Protein found in humans

Discoidin domain-containing receptor 2, also known as CD167b (cluster of differentiation 167b), is a protein that in humans is encoded by the DDR2 gene. Discoidin domain-containing receptor 2 is a receptor tyrosine kinase (RTK).

== Function ==

RTKs play a key role in the communication of cells with their microenvironment. These molecules are involved in the regulation of cell growth, differentiation, and metabolism. In several cases the biochemical mechanism by which RTKs transduce signals across the membrane has been shown to be ligand induced receptor oligomerization and subsequent intracellular phosphorylation. In the case of DDR2, the ligand is collagen which binds to its extracellular discoidin domain. This autophosphorylation leads to phosphorylation of cytosolic targets as well as association with other molecules, which are involved in pleiotropic effects of signal transduction.
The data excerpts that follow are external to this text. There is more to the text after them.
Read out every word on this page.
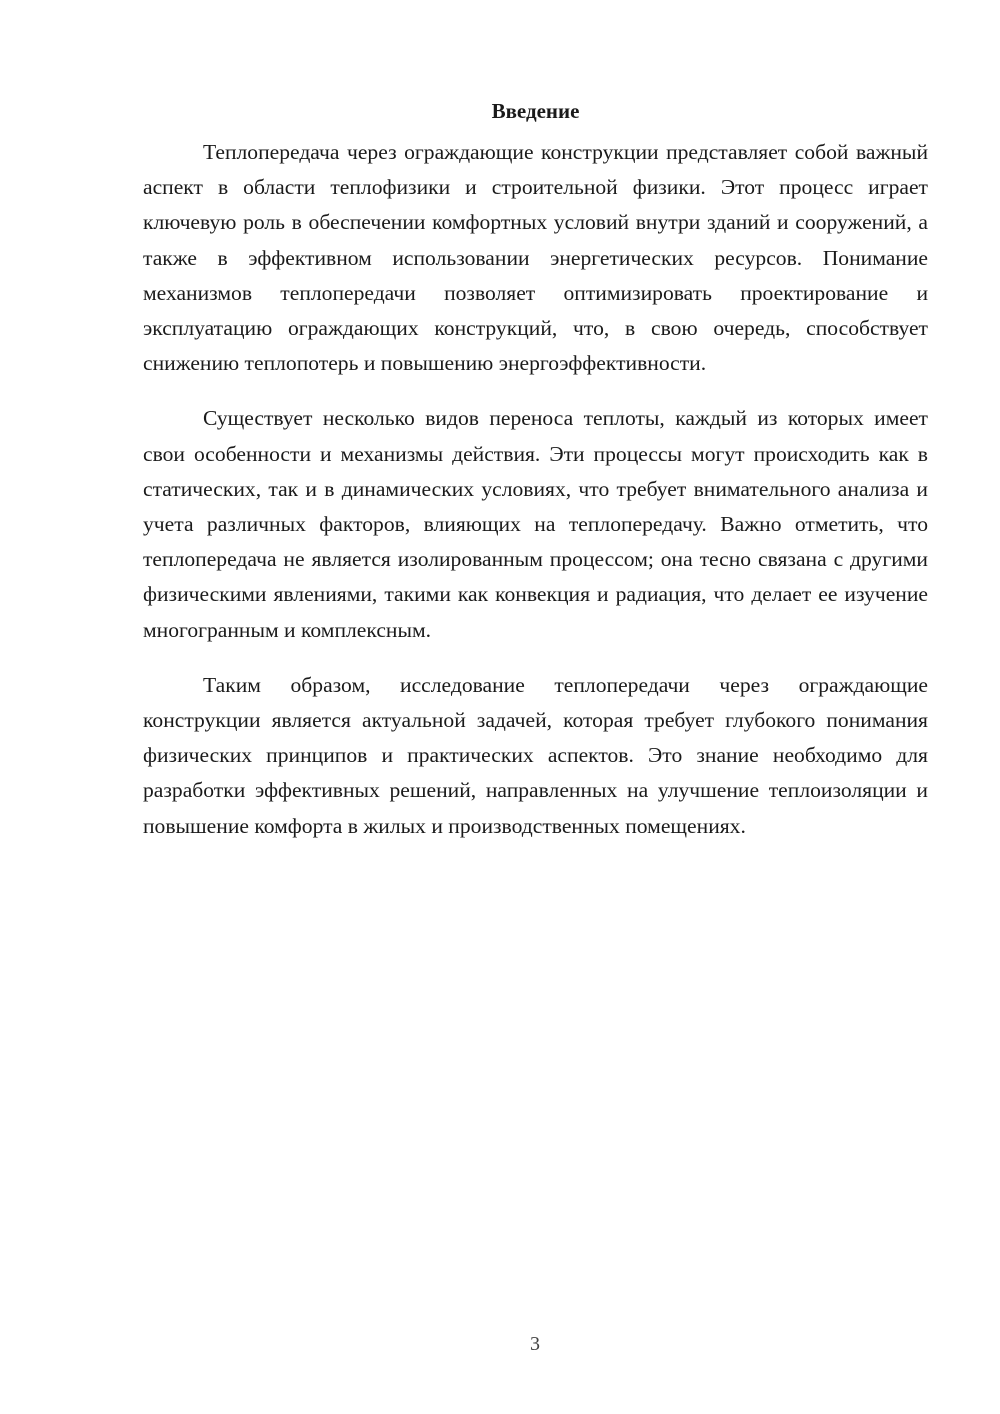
Введение

Теплопередача через ограждающие конструкции представляет собой важный аспект в области теплофизики и строительной физики. Этот процесс играет ключевую роль в обеспечении комфортных условий внутри зданий и сооружений, а также в эффективном использовании энергетических ресурсов. Понимание механизмов теплопередачи позволяет оптимизировать проектирование и эксплуатацию ограждающих конструкций, что, в свою очередь, способствует снижению теплопотерь и повышению энергоэффективности.

Существует несколько видов переноса теплоты, каждый из которых имеет свои особенности и механизмы действия. Эти процессы могут происходить как в статических, так и в динамических условиях, что требует внимательного анализа и учета различных факторов, влияющих на теплопередачу. Важно отметить, что теплопередача не является изолированным процессом; она тесно связана с другими физическими явлениями, такими как конвекция и радиация, что делает ее изучение многогранным и комплексным.

Таким образом, исследование теплопередачи через ограждающие конструкции является актуальной задачей, которая требует глубокого понимания физических принципов и практических аспектов. Это знание необходимо для разработки эффективных решений, направленных на улучшение теплоизоляции и повышение комфорта в жилых и производственных помещениях.

3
DDR2 has been associated with a number of diseases including fibrosis and cancer.

== Structure ==

RTKs have a tripartite structure with extracellular, transmembrane, and cytoplasmic regions. This gene encodes a member of a novel subclass of RTKs and contains a distinct extracellular region encompassing a factor VIII–like domain.

== Gene ==

Alternative splicing in the 5' UTR of the DDR2 gene results in multiple transcript variants encoding the same protein.

== Interactions ==

DDR2 (gene) has been shown to interact with SHC1 and phosphorylate Shp2. DDR2 also interacts with Integrin α_{1}β_{1} and α_{2}β_{1} by promoting their adhesion to collagen.